Laura Davis’ Shame
We live in a world of blurred boundaries and deliberate misnaming. We expect words to mean something but in their activation we discover that they are taken to be something quite different. The much celebrated ‘Arab Spring’ comes to mind. The harshest winter is what that particular ‘moment’ has morphed into, but few if any will call it that.
We live in a world of lies and intrigue, phone-tapping and email-hacking. We live in a world where diplomacy and espionage go hand in hand, where diplomat and spy are almost synonyms. We have come to accept that it is par for the course for busybodies to busy their bodies, whether they come with the DPL label or not.
US and British diplomats have been doubling up as casual investigations in the North and East this last week. It’s all done in the name of ‘promoting peace, democratic values and human rights in Sri Lanka,’ of course. Just like former US Ambassador Patricia Butenis at one time going out of her way to put words in the mouth of TNA leaders, these worthies have obtained words convenient to pernicious machinations of Western powers in the United Nations.
Cheap. Expected.
Deputy High Commissioner of the UK Laura Davies, The Nation reliably learns, asked NGO representatives in Batticaloa what issues they face as NGO activists intent on applying pressure on the Government. She had said that her country would provide funding as well as organize capacity building workshops by way of resolving these issues.
Cheap. Expected.
Essentially, these people are on a mission. It is not a mission that one would associate with the diplomat of a friendly nation, as we are often told the UK is, but we are talking of a long history of interference and busying of bodies from a country known for plunder, genocide and absolute disregard for civility and civilization. Expected, therefore. Cheap, but expected.

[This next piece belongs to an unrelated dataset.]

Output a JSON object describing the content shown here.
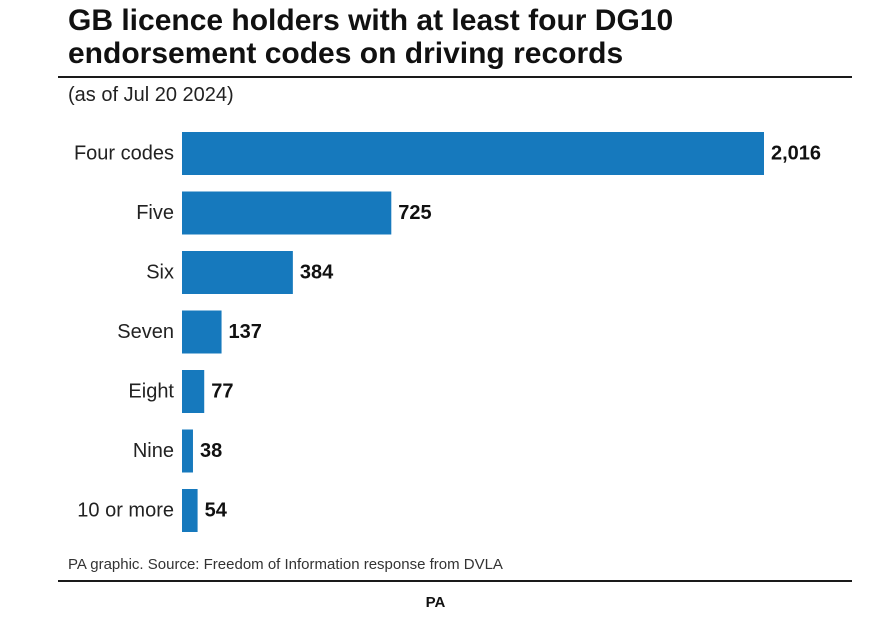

There had been a lot of ‘oohs’ and ‘aahs’ about projected funded by these respective countries and lamentation about things not done. Laura Davies, is reported to have said that she is ashamed that fellow subjects of Britain had agreed to advise the Sri Lankan Government on inquiring into allegations of disappearances, after someone claimed that witnesses were routinely harassed.
There’s a lot more that Laura ought to be ashamed about. We are yet to hear, however, Laura Davies pointing her finger at each and every subject of Queen Elizabeth who directly or indirectly supported the illegal invasion of Iraq and who therefore are guilty of the monumental crimes against humanity perpetrated during that exercise and the bloodshed that followed and which continues to plague that unhappy country.
We haven’t heard Laura Davies express any regret about the leaders of her country having supported the total destabilization of several countries in the Middle East in the name of ‘peace, democracy and human rights’. We haven’t heard her utter one word about the fact that interrogation manuals used in training British troops unabashedly sanctioning torture. We haven’t heard her saying, ‘I am ashamed that people in my country robbed people in yours and that no one has ever once talked about returning the loot or compensating; I am ashamed that artifacts plundered by my people are housed in dozens of museums and private collections in Britain and are displayed not as articles of shame but evidence of past glory’.